Boca descalza (VII), José Luis Alvite


Si uno se detiene en la contemplación de las arrugas acumuladas por la vida en el rostro de un hombre, por lo general lo primero que piensa es que los avatares de su existencia le añadieron a su expresión un manifiesto rictus de experiencia que se puede interpretar como la obvia y atractiva apariencia de la sabiduría. No ocurre lo mismo en el caso de las mujeres, en cuyo rostro las arrugas nos parece que no significan otra cosa que los horribles estropicios de la simple y odiosa vejez. Desde el privilegiado observatorio de su consulta profesional al otro lado del río, el doctor Ralph Bannister se considera científicamente autorizado para sostener la idea de que las arrugas faciales que en un hombre se interpretan como valioso caudal de experiencias, en una mujer se suelen considerar el indicio de una patología.

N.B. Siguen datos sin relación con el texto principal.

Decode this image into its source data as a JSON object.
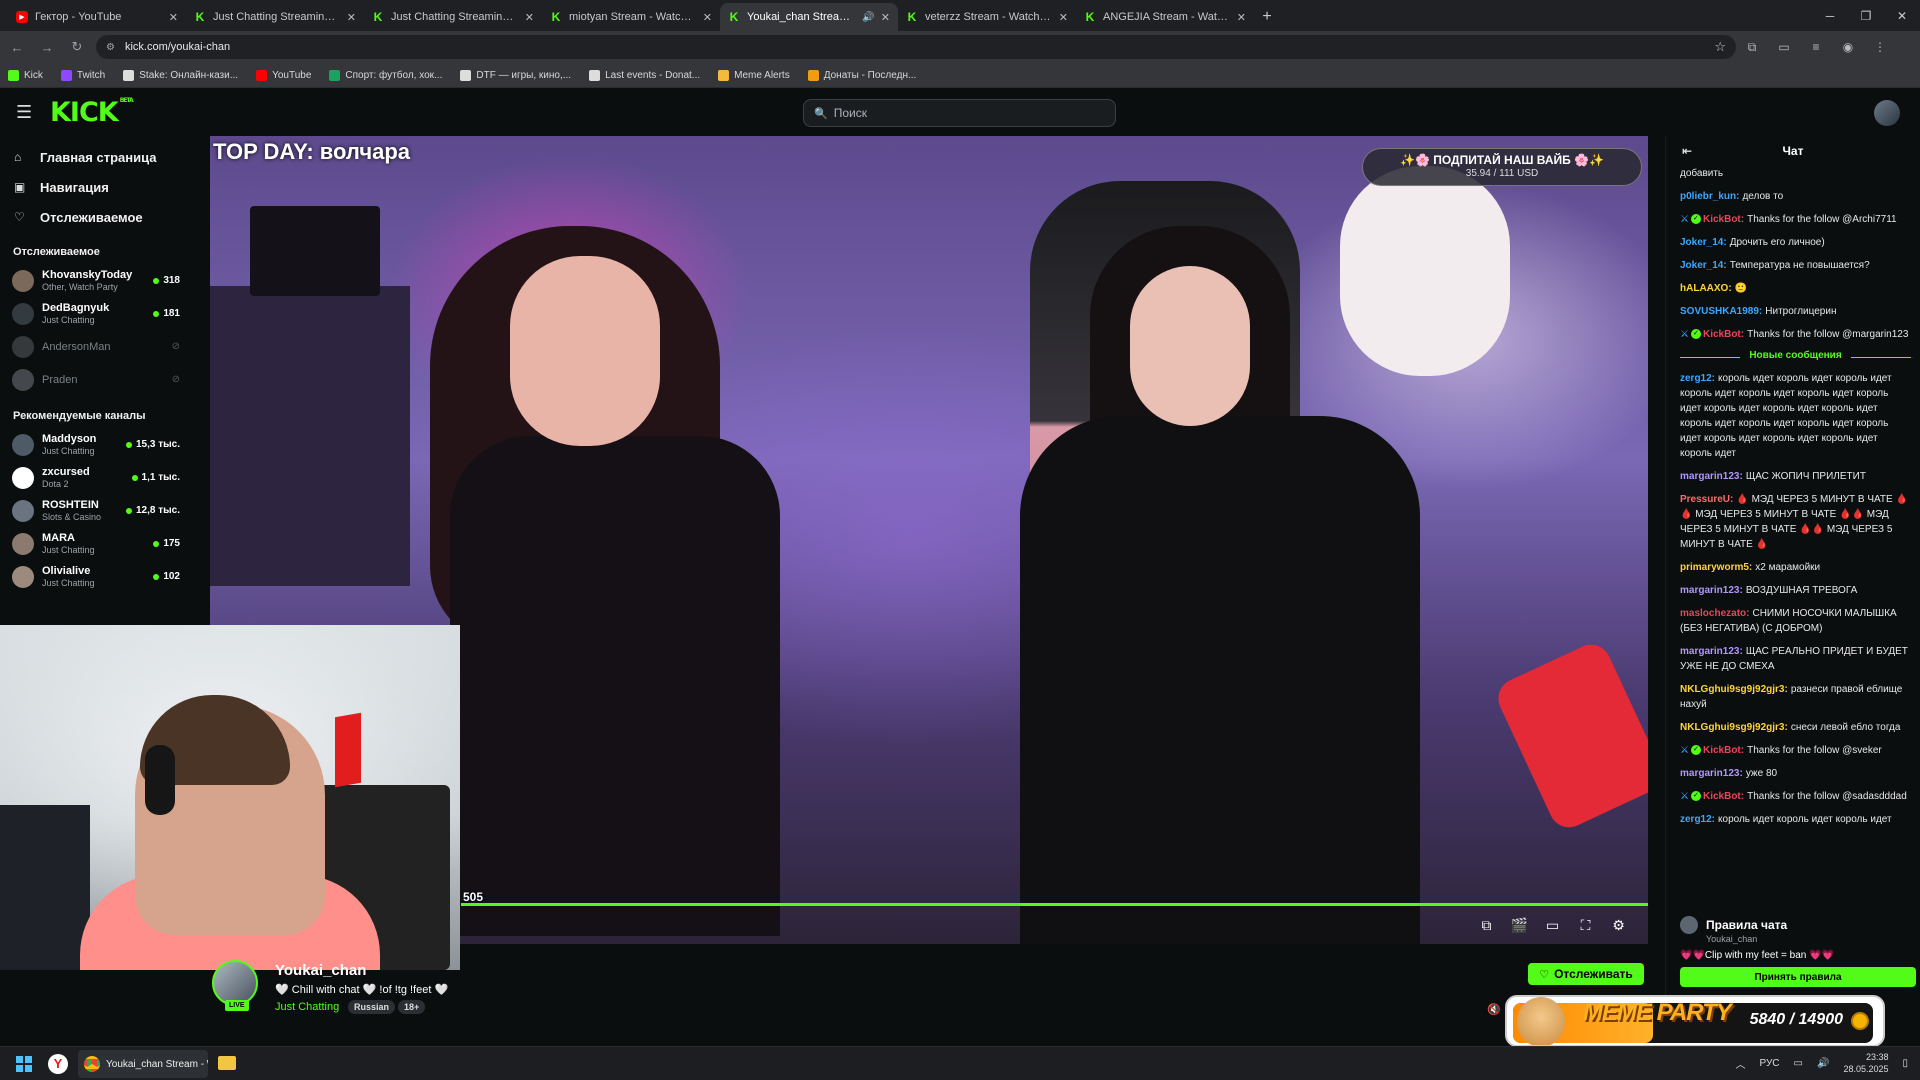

Gracias al progreso cultural muchas mujeres consiguieron sobreponerse a los estragos emocionales causados por el envejecimiento, pero se trata probablemente de un éxito aparente restringido a ámbitos profesionales muy concretos. A los lectores de Kate Sinclair no les importan ni la edad ni el aspecto físico de la escritora, pero contemplado el fenómeno desde la óptica del espectáculo, la situación es hoy tan penosa como hace cincuenta años. Como le dijo un productor de Hollywood a la veterana Shannon Eastman, «mis ojos te encuentran encantadora, nena, pero en este negocio no es la mirada del productor, sino la taquilla del cine, la que toma en último término las decisiones». John Wayne triunfaba al borde de la vejez montando al tataranieto del caballo con el que había cabalgado en «La diligencia», pero de sus primeras coprotagonistas se tenía la sensación de que ni siquiera se conservaba sin arrugas el mármol de sus sepulcros. Dice Kate Sinclair que «por alguna extraña razón, de los labios de un hombre mayor se suele esperar un consejo, un aforismo o un proverbio, mientras que de la boca de una mujer de su edad lo que cabe esperar es un refrán, una queja o un reproche». La protagonista de una de sus primeras novelas de madurez resume el asunto con dolorosa crudeza: «No soy idiota. Tengo cincuenta años. Cada vez que llevo un hombre a casa, me conformo con que emplee al desnudar mi cuerpo la mitad del entusiasmo que pone al abrir la nevera».